Kürtlere yönelik uluslararası saldırının son halkası: Şengal Katliamı (30-09-2007)
İşgal sonrası büyük saldırıların kısa bilânçosu
Êzîdî Kürtlere yönelik düzenlenen saldırının, ABD işgalinden sonra Irak’taki en büyük saldırı olduğu belirtiliyor. Daha önceki büyük saldırıları hatırlamak gerekirse; işgalin başladığı 2003'ten bu yana ikinci en kanlı saldırı Kasım 2006'da başkent Bağdat'ta radikal Şiilerin bulunduğu Sadr Mahallesi'ne düzenlenmişti. Havan topu ateşi ve bomba yüklü beş araçla düzenlenen bu saldırıda da 215 kişi ölmüştü. Bir diğer büyük saldırıda ise mezhep ayrılıklarını körüklemek için Şubat 2006'da da Şiilerce kutsal sayılan El Askeriye külliyesi bombalanmış, olayın hemen ardından da planlandığı gibi mezhep çatışmaları hızla tırmanmıştı. Yine sonuçları çok ağır olan diğer bir saldırı da 1 Şubat 2004 tarihinde Hewlêr (Erbil) kentinde yaşandı. Kürdistan Yurtseverler Birliği ve Kürdistan Demokrat Partisi bürolarına düzenlenen intihar saldırılarında, 100'den fazla kişi hayatını kaybetti. Bunun hemen ardından 2 Mart 2004'te ise Bağdat ve Kerbela'da Şiilere karşı saldırılar düzenlendi, 170'den fazla kişi öldü, 500'den fazla kişi yaralandı.
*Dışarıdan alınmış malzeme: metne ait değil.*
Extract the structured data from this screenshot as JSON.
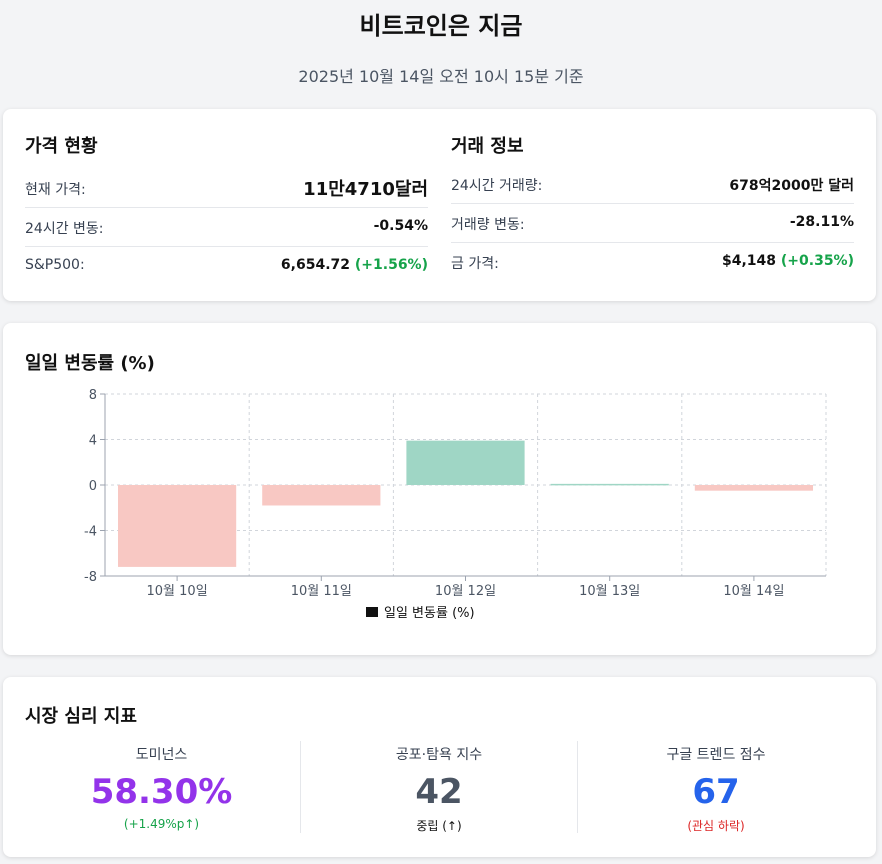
{
  "header": {
    "title": "비트코인은 지금",
    "subtitle": "2025년 10월 14일 오전 10시 15분 기준"
  },
  "prices": {
    "title": "가격 현황",
    "rows": [
      {
        "label": "현재 가격:",
        "value": "11만4710달러"
      },
      {
        "label": "24시간 변동:",
        "value": "-0.54%"
      },
      {
        "label": "S&P500:",
        "value": "6,654.72",
        "change": "(+1.56%)"
      }
    ]
  },
  "trading": {
    "title": "거래 정보",
    "rows": [
      {
        "label": "24시간 거래량:",
        "value": "678억2000만 달러"
      },
      {
        "label": "거래량 변동:",
        "value": "-28.11%"
      },
      {
        "label": "금 가격:",
        "value": "$4,148",
        "change": "(+0.35%)"
      }
    ]
  },
  "chart_title": "일일 변동률 (%)",
  "chart_data": {
    "type": "bar",
    "categories": [
      "10월 10일",
      "10월 11일",
      "10월 12일",
      "10월 13일",
      "10월 14일"
    ],
    "series": [
      {
        "name": "일일 변동률 (%)",
        "values": [
          -7.2,
          -1.8,
          3.9,
          0.1,
          -0.5
        ]
      }
    ],
    "ylim": [
      -8,
      8
    ],
    "yticks": [
      "8",
      "4",
      "0",
      "-4",
      "-8"
    ],
    "grid": true,
    "legend": "bottom",
    "colors": {
      "positive": "#9fd6c5",
      "negative": "#f8c8c3",
      "legend_swatch": "#111111"
    }
  },
  "sentiment": {
    "title": "시장 심리 지표",
    "metrics": [
      {
        "label": "도미넌스",
        "value": "58.30%",
        "note": "(+1.49%p↑)",
        "color": "#9333ea",
        "note_color": "#16a34a"
      },
      {
        "label": "공포·탐욕 지수",
        "value": "42",
        "note": "중립 (↑)",
        "color": "#4b5563",
        "note_color": "#111111"
      },
      {
        "label": "구글 트렌드 점수",
        "value": "67",
        "note": "(관심 하락)",
        "color": "#2563eb",
        "note_color": "#dc2626"
      }
    ]
  }
}
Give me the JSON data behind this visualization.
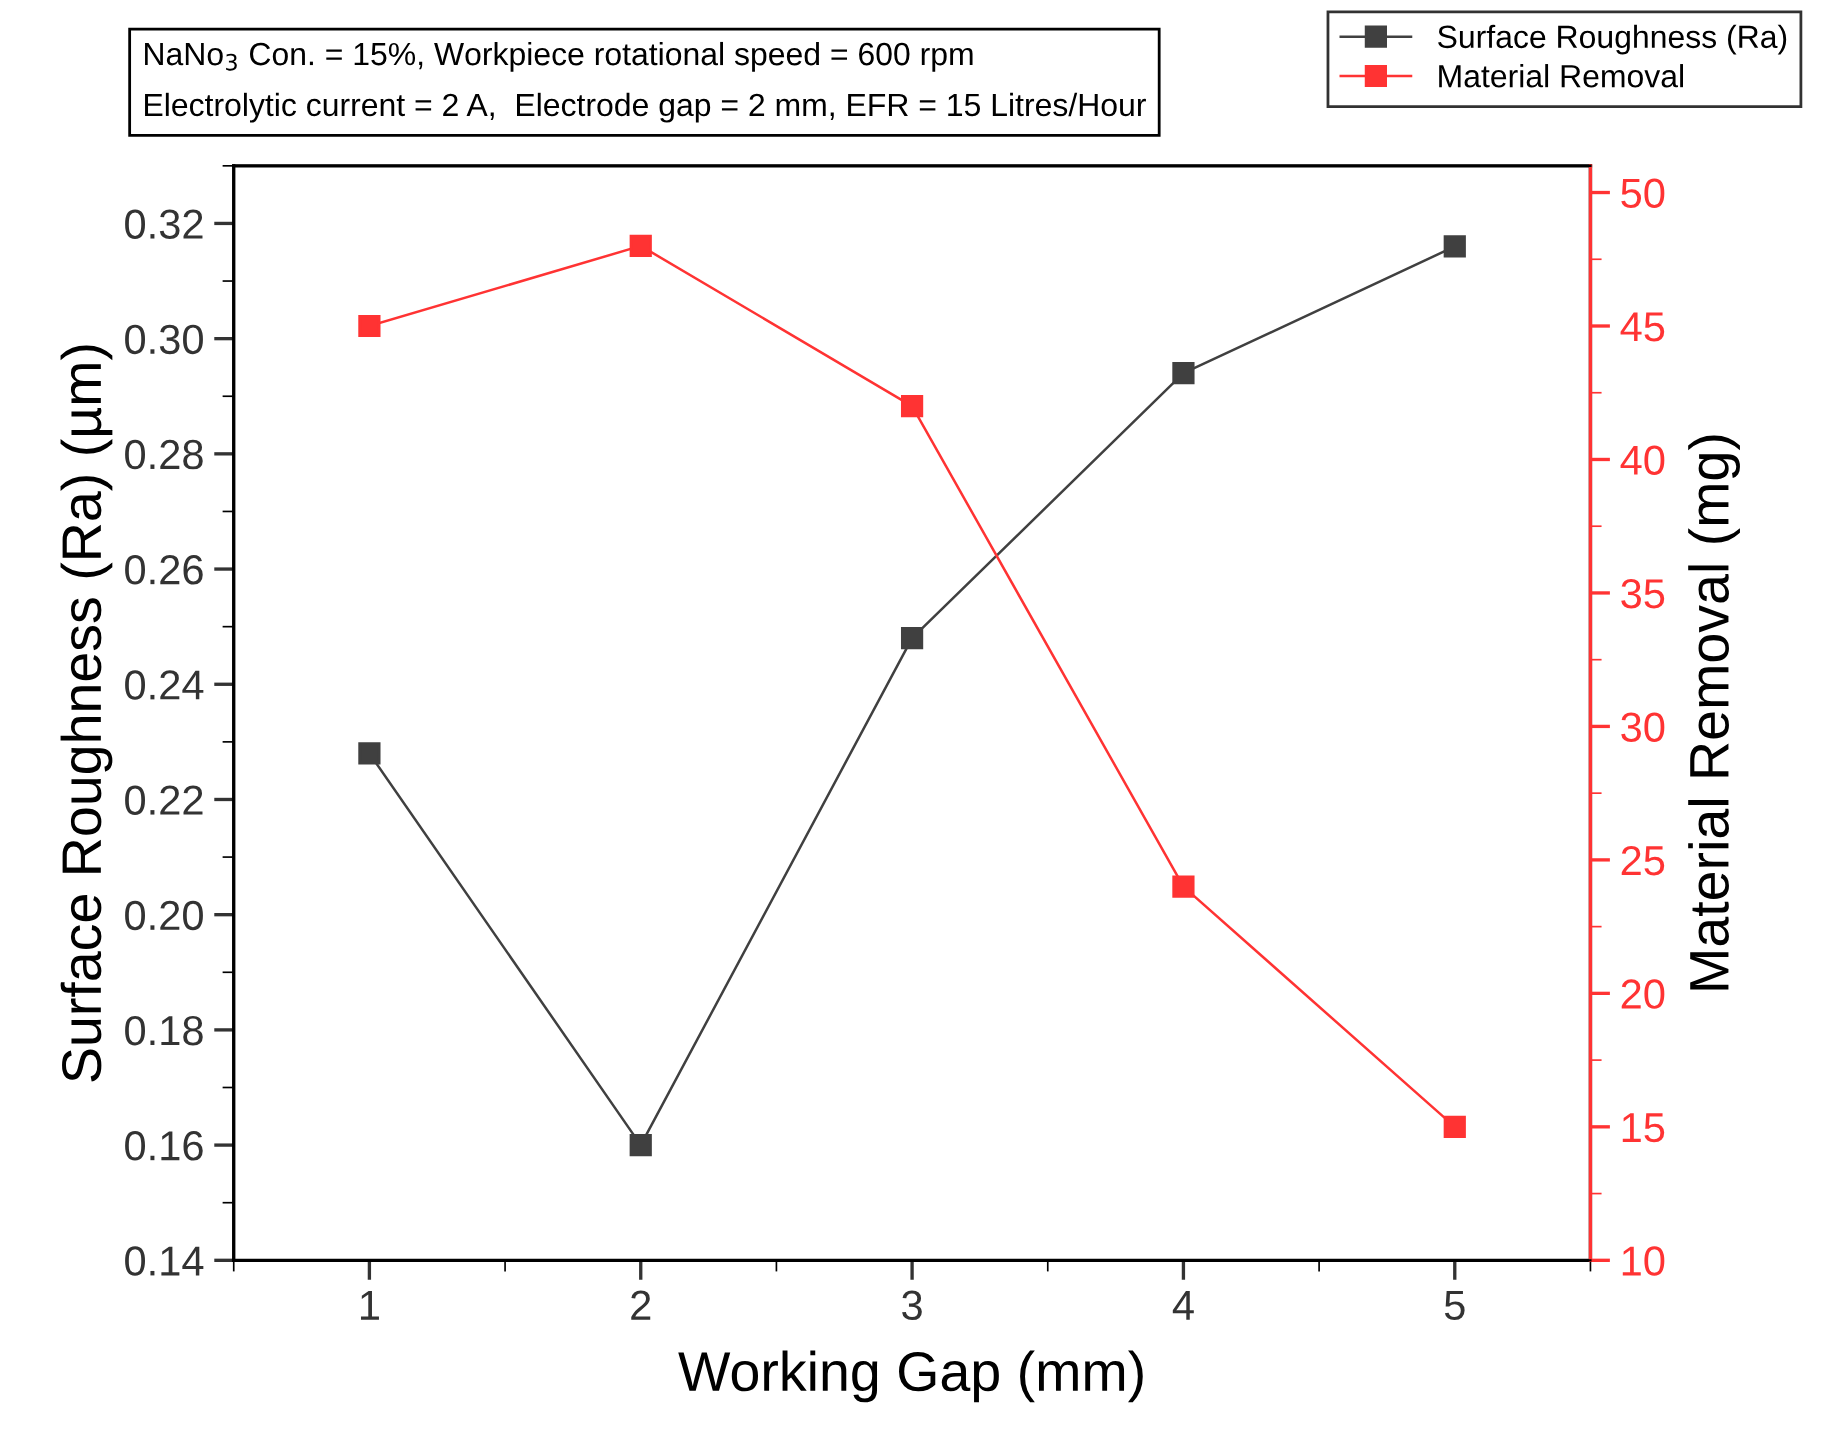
{
  "chart_data": {
    "type": "line",
    "xlabel": "Working Gap (mm)",
    "ylabel": "Surface Roughness (Ra) (µm)",
    "y2label": "Material Removal (mg)",
    "x": [
      1,
      2,
      3,
      4,
      5
    ],
    "xlim": [
      0.5,
      5.5
    ],
    "xticks": [
      1,
      2,
      3,
      4,
      5
    ],
    "ylim": [
      0.14,
      0.33
    ],
    "yticks": [
      0.14,
      0.16,
      0.18,
      {
        "value": 0.2,
        "label": "0.20"
      },
      0.22,
      0.24,
      0.26,
      0.28,
      {
        "value": 0.3,
        "label": "0.30"
      },
      0.32
    ],
    "y2lim": [
      10,
      51
    ],
    "y2ticks": [
      10,
      15,
      20,
      25,
      30,
      35,
      40,
      45,
      50
    ],
    "marker": "square",
    "line_style": "solid",
    "grid": false,
    "legend": "top right",
    "annotations": [
      "NaNo$_{3}$ Con. = 15%, Workpiece rotational speed = 600 rpm",
      "Electrolytic current = 2 A,  Electrode gap = 2 mm, EFR = 15 Litres/Hour"
    ],
    "series": [
      {
        "name": "Surface Roughness (Ra)",
        "color": "#404040",
        "values": [
          0.228,
          0.16,
          0.248,
          0.294,
          0.316
        ]
      },
      {
        "name": "Material Removal",
        "color": "#ff3333",
        "axis": "y2",
        "values": [
          45,
          48,
          42,
          24,
          15
        ]
      }
    ]
  }
}
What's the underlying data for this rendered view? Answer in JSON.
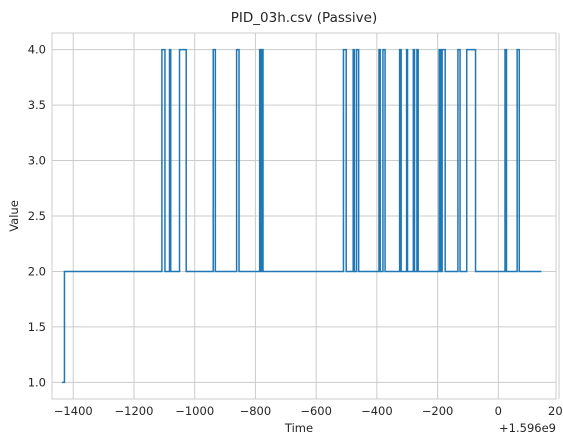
{
  "chart_data": {
    "type": "line",
    "title": "PID_03h.csv (Passive)",
    "xlabel": "Time",
    "ylabel": "Value",
    "offset_text": "+1.596e9",
    "xlim": [
      -1470,
      190
    ],
    "ylim": [
      0.85,
      4.15
    ],
    "xticks": [
      -1400,
      -1200,
      -1000,
      -800,
      -600,
      -400,
      -200,
      0,
      200
    ],
    "xtick_labels": [
      "−1400",
      "−1200",
      "−1000",
      "−800",
      "−600",
      "−400",
      "−200",
      "0",
      "200"
    ],
    "yticks": [
      1.0,
      1.5,
      2.0,
      2.5,
      3.0,
      3.5,
      4.0
    ],
    "ytick_labels": [
      "1.0",
      "1.5",
      "2.0",
      "2.5",
      "3.0",
      "3.5",
      "4.0"
    ],
    "grid": true,
    "line_color": "#1f77b4",
    "series": [
      {
        "step": "post",
        "x": [
          -1437,
          -1429,
          -1108,
          -1098,
          -1083,
          -1079,
          -1067,
          -1050,
          -1028,
          -939,
          -932,
          -862,
          -854,
          -786,
          -782,
          -778,
          -775,
          -510,
          -501,
          -478,
          -474,
          -467,
          -460,
          -393,
          -389,
          -380,
          -373,
          -325,
          -320,
          -302,
          -299,
          -280,
          -276,
          -268,
          -264,
          -195,
          -190,
          -185,
          -175,
          -133,
          -126,
          -113,
          -104,
          -75,
          -70,
          -21,
          -16,
          5,
          12,
          22,
          27,
          62,
          69,
          142
        ],
        "y": [
          1.0,
          2.0,
          4.0,
          2.0,
          4.0,
          2.0,
          2.0,
          4.0,
          2.0,
          4.0,
          2.0,
          4.0,
          2.0,
          4.0,
          2.0,
          4.0,
          2.0,
          4.0,
          2.0,
          4.0,
          2.0,
          4.0,
          2.0,
          4.0,
          2.0,
          4.0,
          2.0,
          4.0,
          2.0,
          4.0,
          2.0,
          4.0,
          2.0,
          4.0,
          2.0,
          4.0,
          2.0,
          4.0,
          2.0,
          4.0,
          2.0,
          2.0,
          4.0,
          2.0,
          2.0,
          2.0,
          2.0,
          2.0,
          2.0,
          4.0,
          2.0,
          4.0,
          2.0,
          2.0
        ]
      }
    ]
  }
}
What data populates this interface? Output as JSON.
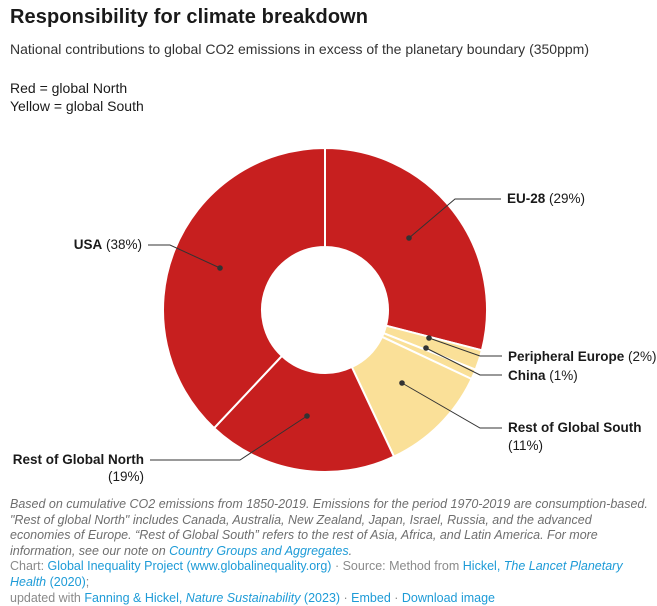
{
  "header": {
    "title": "Responsibility for climate breakdown",
    "subtitle": "National contributions to global CO2 emissions in excess of the planetary boundary (350ppm)",
    "legend_red": "Red = global North",
    "legend_yellow": "Yellow = global South"
  },
  "colors": {
    "north_red": "#C71F1F",
    "south_yellow": "#FAE098",
    "leader_line": "#333333",
    "label_text": "#1a1a1a",
    "link_blue": "#1d9bd7",
    "footnote_gray": "#6e6e6e",
    "credit_gray": "#8a8a8a"
  },
  "chart_data": {
    "type": "pie",
    "subtype": "donut",
    "title": "Responsibility for climate breakdown",
    "unit": "%",
    "direction": "clockwise",
    "start_angle_deg": 0,
    "inner_radius_ratio": 0.39,
    "legend": {
      "red": "global North",
      "yellow": "global South"
    },
    "group_colors": {
      "north": "#C71F1F",
      "south": "#FAE098"
    },
    "slices": [
      {
        "label": "EU-28",
        "value": 29,
        "group": "north"
      },
      {
        "label": "Peripheral Europe",
        "value": 2,
        "group": "south"
      },
      {
        "label": "China",
        "value": 1,
        "group": "south"
      },
      {
        "label": "Rest of Global South",
        "value": 11,
        "group": "south"
      },
      {
        "label": "Rest of Global North",
        "value": 19,
        "group": "north"
      },
      {
        "label": "USA",
        "value": 38,
        "group": "north"
      }
    ]
  },
  "footnote": {
    "text_before_link": "Based on cumulative CO2 emissions from 1850-2019. Emissions for the period 1970-2019 are consumption-based. \"Rest of global North\" includes Canada, Australia, New Zealand, Japan, Israel, Russia, and the advanced economies of Europe. “Rest of Global South” refers to the rest of Asia, Africa, and Latin America. For more information, see our note on ",
    "link": "Country Groups and Aggregates",
    "text_after_link": "."
  },
  "credit": {
    "chart_label": "Chart: ",
    "chart_link": "Global Inequality Project (www.globalinequality.org)",
    "sep1": " · ",
    "source_label": "Source: Method from ",
    "source_link1_pre": "Hickel, ",
    "source_link1_italic": "The Lancet Planetary Health",
    "source_link1_post": " (2020)",
    "semicolon": "; ",
    "updated_label": "updated with ",
    "source_link2_pre": "Fanning & Hickel, ",
    "source_link2_italic": "Nature Sustainability",
    "source_link2_post": " (2023)",
    "sep2": " · ",
    "embed_link": "Embed",
    "sep3": " · ",
    "download_link": "Download image"
  }
}
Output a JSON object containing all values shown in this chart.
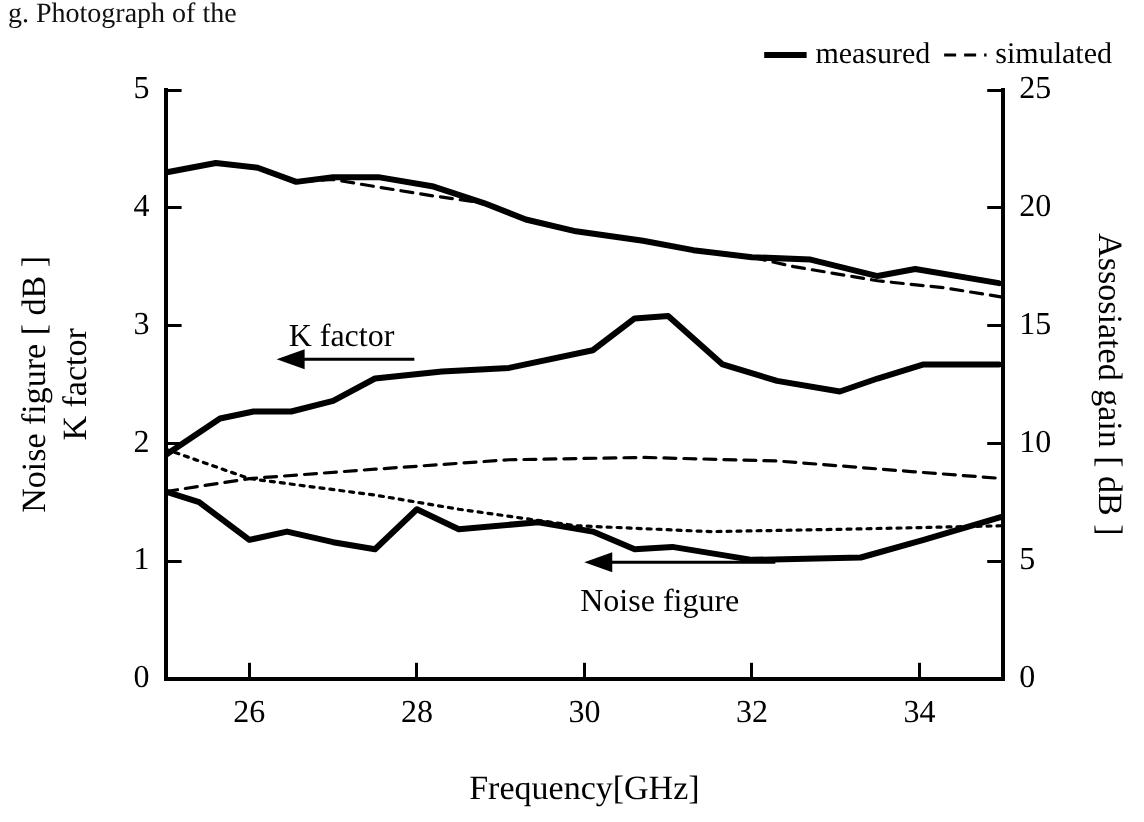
{
  "chart_data": {
    "type": "line",
    "xlabel": "Frequency[GHz]",
    "ylabel": "Noise figure [ dB ]\nK factor",
    "y2label": "Assosiated gain [ dB ]",
    "xlim": [
      25,
      35
    ],
    "xticks": [
      26,
      28,
      30,
      32,
      34
    ],
    "ylim": [
      0,
      5
    ],
    "yticks": [
      0,
      1,
      2,
      3,
      4,
      5
    ],
    "y2lim": [
      0,
      25
    ],
    "y2ticks": [
      0,
      5,
      10,
      15,
      20,
      25
    ],
    "grid": false,
    "legend": "top right",
    "marker": "none",
    "annotations": [
      "g. Photograph of the",
      "K factor",
      "Noise figure"
    ],
    "series": [
      {
        "name": "measured",
        "color": "#000000",
        "line_style": "solid",
        "axis": "y2",
        "x": [
          25.0,
          25.6,
          26.1,
          26.56,
          27.0,
          27.54,
          28.2,
          28.8,
          29.3,
          29.9,
          30.7,
          31.3,
          32.0,
          32.7,
          33.5,
          33.95,
          34.95
        ],
        "values": [
          21.5,
          21.9,
          21.7,
          21.1,
          21.3,
          21.3,
          20.9,
          20.2,
          19.5,
          19.0,
          18.6,
          18.2,
          17.9,
          17.8,
          17.1,
          17.4,
          16.8
        ]
      },
      {
        "name": "simulated",
        "color": "#000000",
        "line_style": "dashed",
        "axis": "y2",
        "x": [
          25.0,
          25.6,
          26.1,
          26.56,
          27.0,
          27.5,
          28.2,
          28.8,
          29.3,
          29.9,
          30.7,
          31.3,
          32.0,
          32.5,
          33.5,
          34.3,
          35.0
        ],
        "values": [
          21.5,
          21.9,
          21.7,
          21.1,
          21.2,
          20.9,
          20.5,
          20.2,
          19.5,
          19.0,
          18.6,
          18.2,
          17.9,
          17.5,
          16.9,
          16.6,
          16.2
        ]
      },
      {
        "color": "#000000",
        "line_style": "solid",
        "x": [
          25.0,
          25.65,
          26.05,
          26.5,
          27.0,
          27.5,
          28.3,
          29.1,
          30.1,
          30.6,
          31.0,
          31.65,
          32.3,
          33.05,
          33.5,
          34.05,
          34.95
        ],
        "values": [
          1.9,
          2.21,
          2.27,
          2.27,
          2.36,
          2.55,
          2.61,
          2.64,
          2.79,
          3.06,
          3.08,
          2.67,
          2.53,
          2.44,
          2.55,
          2.67,
          2.67
        ]
      },
      {
        "color": "#000000",
        "line_style": "dashed",
        "x": [
          25.0,
          26.0,
          27.5,
          29.1,
          30.7,
          32.3,
          33.9,
          35.0
        ],
        "values": [
          1.59,
          1.7,
          1.78,
          1.86,
          1.88,
          1.85,
          1.76,
          1.7
        ]
      },
      {
        "color": "#000000",
        "line_style": "solid",
        "x": [
          25.0,
          25.4,
          26.0,
          26.45,
          27.0,
          27.5,
          28.0,
          28.5,
          29.45,
          30.1,
          30.6,
          31.05,
          32.0,
          33.3,
          34.05,
          35.0
        ],
        "values": [
          1.59,
          1.5,
          1.18,
          1.25,
          1.16,
          1.1,
          1.44,
          1.27,
          1.33,
          1.25,
          1.1,
          1.12,
          1.01,
          1.03,
          1.18,
          1.38
        ]
      },
      {
        "color": "#000000",
        "line_style": "dotted",
        "x": [
          25.0,
          26.0,
          27.5,
          28.5,
          29.9,
          31.5,
          33.1,
          35.0
        ],
        "values": [
          1.95,
          1.7,
          1.56,
          1.44,
          1.3,
          1.25,
          1.27,
          1.3
        ]
      }
    ]
  }
}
Hedef: Kerkük referandumu öncesi Kürt bölgelerinde de kaos
Neredeyse tamamı sivil yüzlerce kişiyi etkileyen saldırının önümüzdeki aylarda Kerkük’te yapılacak referandum öncesi gerçekleşmesi elbette rastlantı değil. Zira söz konusu referandum ile sadece Kerkük'ün geleceği değil, Şengal, Maxmûr ve Xaneqîn gibi Kürt yerleşim birimlerinin de geleceği belirlenecek. Dolayısıyla bu korkunç saldırının asıl hedefi adı geçen bölgeleri insansızlaştırmak, boşaltmak ve bu bölgelerdeki istikrarsızlaştırma politikalarını daha da derinleştirmek. Anılan bölgelerin Arap illerine bağlanması ise Türkiye ve Suriye’nin öteden beri hayata geçirmek istediği ve ortaklaştığı bir hedef.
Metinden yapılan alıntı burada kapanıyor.